# H1B1 for singaporeans



## venusg (Sep 8, 2013)

Dear friends,

Would like to apply for H1B1. Do I need to follow the traditional H1b schedule to apply ( 1 April to October ) ? Or I can apply anytime ?

Thanks


----------



## venusg (Sep 8, 2013)

Hi,

Anyone out there to answer to my query ?

Thanks,


----------



## Bevdeforges (Nov 16, 2007)

Actually, YOU don't apply for an H1B visa - your employer-to-be does. You need to have the job first and then you do the paperwork.
Cheers,
Bev


----------



## Davis1 (Feb 20, 2009)

venusg said:


> Dear friends,
> 
> Would like to apply for H1B1. Do I need to follow the traditional H1b schedule to apply ( 1 April to October ) ? Or I can apply anytime ?
> 
> Thanks


you dont apply ...your enployers lawyers do


----------



## venusg (Sep 8, 2013)

Yes, I mean I am enquiring that employer can apply now? since H1B start from April to October ... Same period applies to H1b1?


----------



## twostep (Apr 3, 2008)

Here is the information for fiscal year 2014.

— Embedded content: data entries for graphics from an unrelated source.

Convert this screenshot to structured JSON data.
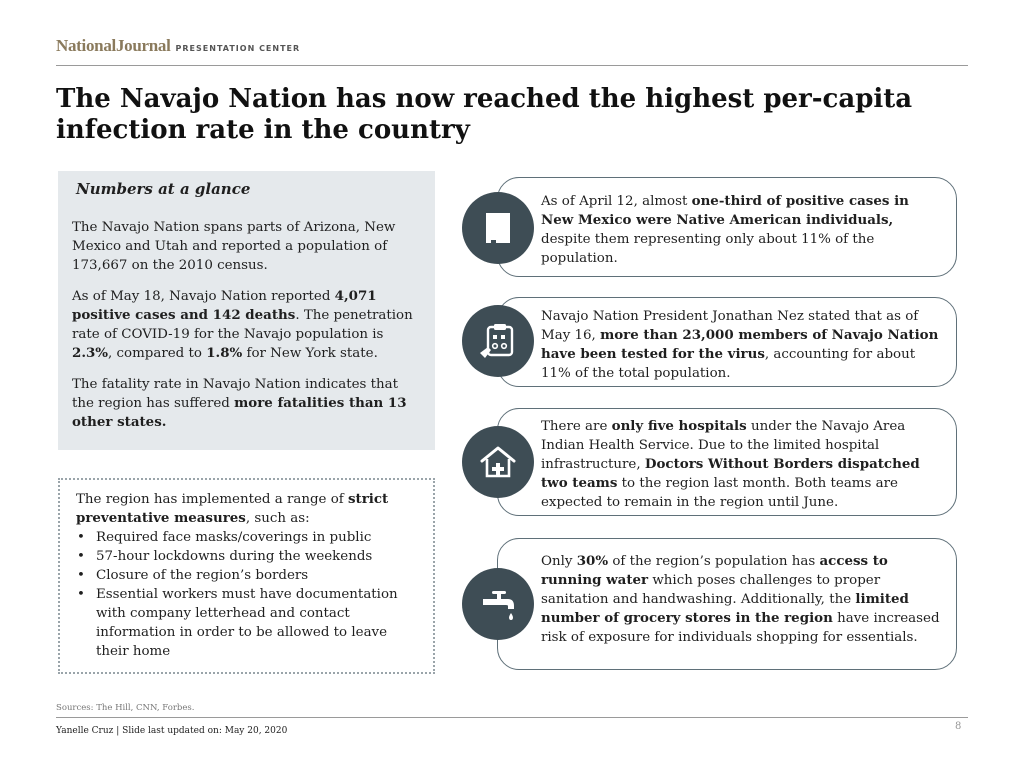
{
  "header": {
    "brand_main": "NationalJournal",
    "brand_sub": "PRESENTATION CENTER"
  },
  "title_line1": "The Navajo Nation has now reached the highest per-capita",
  "title_line2": "infection rate in the country",
  "glance": {
    "heading": "Numbers at a glance",
    "p1": "The Navajo Nation spans parts of Arizona, New Mexico and Utah and reported a population of 173,667 on the 2010 census.",
    "p2_a": "As of May 18, Navajo Nation reported ",
    "p2_b": "4,071 positive cases and 142 deaths",
    "p2_c": ". The penetration rate of COVID-19 for the Navajo population is ",
    "p2_d": "2.3%",
    "p2_e": ", compared to ",
    "p2_f": "1.8%",
    "p2_g": " for New York state.",
    "p3_a": "The fatality rate in Navajo Nation indicates that the region has suffered ",
    "p3_b": "more fatalities than 13 other states."
  },
  "measures": {
    "intro_a": "The region has implemented a range of ",
    "intro_b": "strict preventative measures",
    "intro_c": ", such as:",
    "items": [
      "Required face masks/coverings in public",
      "57-hour lockdowns during the weekends",
      "Closure of the region’s borders",
      "Essential workers must have documentation with company letterhead and contact information in order to be allowed to leave their home"
    ]
  },
  "cards": [
    {
      "icon": "new-mexico-map-icon",
      "a": "As of April 12, almost ",
      "b": "one-third of positive cases in New Mexico were Native American individuals,",
      "c": " despite them representing only about 11% of the population."
    },
    {
      "icon": "clipboard-test-icon",
      "a": "Navajo Nation President Jonathan Nez stated that as of May 16, ",
      "b": "more than 23,000 members of Navajo Nation have been tested for the virus",
      "c": ", accounting for about 11% of the total population."
    },
    {
      "icon": "hospital-house-icon",
      "a": "There are ",
      "b": "only five hospitals",
      "c": " under the Navajo Area Indian Health Service. Due to the limited hospital infrastructure, ",
      "d": "Doctors Without Borders dispatched two teams",
      "e": " to the region last month. Both teams are expected to remain in the region until June."
    },
    {
      "icon": "water-faucet-icon",
      "a": "Only ",
      "b": "30%",
      "c": " of the region’s population has ",
      "d": "access to running water",
      "e": " which poses challenges to proper sanitation and handwashing. Additionally, the ",
      "f": "limited number of grocery stores in the region",
      "g": " have increased risk of exposure for individuals shopping for essentials."
    }
  ],
  "footer": {
    "sources": "Sources: The Hill, CNN, Forbes.",
    "author": "Yanelle Cruz | Slide last updated on: May 20, 2020",
    "page": "8"
  },
  "colors": {
    "icon_circle": "#3e4d55",
    "card_border": "#5f7079",
    "glance_bg": "#e5e9ec",
    "brand": "#8a7a5c"
  }
}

USCIS - H-1B Fiscal Year (FY) 2014 Cap Season


----------



## BBCWatcher (Dec 28, 2012)

There's also the 2015 diversity visa lottery which opens October 1, 2013. In the 2014 lottery 119 Singaporeans were selected.


----------



## venusg (Sep 8, 2013)

Hi,
So my employer cannot apply H1b1 for now ?
Thanks


----------



## venusg (Sep 8, 2013)

Hi, 

Can some one help me to understand how this work.
H1b we must apply after 1at April every year to get eligibility for next coming year .

Is H1b1 also will follow the same schedule as H1b? Currently my employer willing sponsor H1b1 (sept 2013). Is it possible ? If yes when can I move to US ?


----------



## Davis1 (Feb 20, 2009)

Apply for a U.S. Visa | U.S.-Singapore Free Trade Agreement Professional (H1B1) Visa - Singapore (English)


"H1b we must apply after 1at April every year to get eligibility for next coming year:"

application shouuld be in on the 1st April .they are usually gone by the 5th 
is suceedful you wikll have a Oct 1st start 

you get the visa in the US consulate in your own country

you can enter enter the US 10 days before October 1st. with the visa


----------



## venusg (Sep 8, 2013)

Davis,Could you please help me to answer below query as well .. Thank you.
Is H1b1 also will follow the same schedule as H1b? Currently my employer willing sponsor H1b1 (sept 2013). Is it possible ? If yes when can I move to US ?


----------



## BBCWatcher (Dec 28, 2012)

H-1B1 visas have separate caps within the total H-1B allocation. The overall allocation is replenished on April 1. The non-FTA H-1B visas are snapped up quickly. (This past April it took only about 4 days.) However, the H-1B1 visas have two separate allocations: one for Chileans, and a bigger one for Singaporeans. Both allocations take much longer to consume.

I can't actually find any place on the Web which indicates whether the FY 2014 H-1B1 allocation for Singapore has been consumed yet or not. I'm quite sure it takes much longer for that allocation to be consumed (if it even is all consumed), but how much longer I don't know. However, I'm also sure the U.S. Embassy in Singapore would know. Also, I've read that they won't accept an H-1B1 application if the cap has been consumed. In that event, you/your employer should refile on or shortly after April 1, 2014.

This is a non-immigrant visa, please note, and you must demonstrate intent to return to Singapore. Make sure you're aware of that at your interview.

According to what I've found this is a very fast process if your application is accepted (i.e. there's an H-1B1 allocation available), if you're qualified, and if you get the interview scheduled and done quickly. It's fast (by USCIS standards at least) because it's a non-immigrant visa for a very specific, privileged Free Trade Agreement group of citizens with high skills. I've seen some reports that "days" is viable, which seems shocking, really.

On edit: Yes, it's "days" -- I just checked the appointment wait times and non-immigrant visa processing times in Singapore, and a decision is that fast assuming you submit everything correctly. Also, here's the contact information if you want to ask whether the H-1B1 allocation for Singapore is consumed yet or not. If it's fully consumed you'll have to wait until April 1 when another annual allocation is released.


----------



## zorro_a0 (Nov 24, 2013)

from my colleague's experience, the company can apply H1B1 anytime and usually got it approved within 2 weeks ..


----------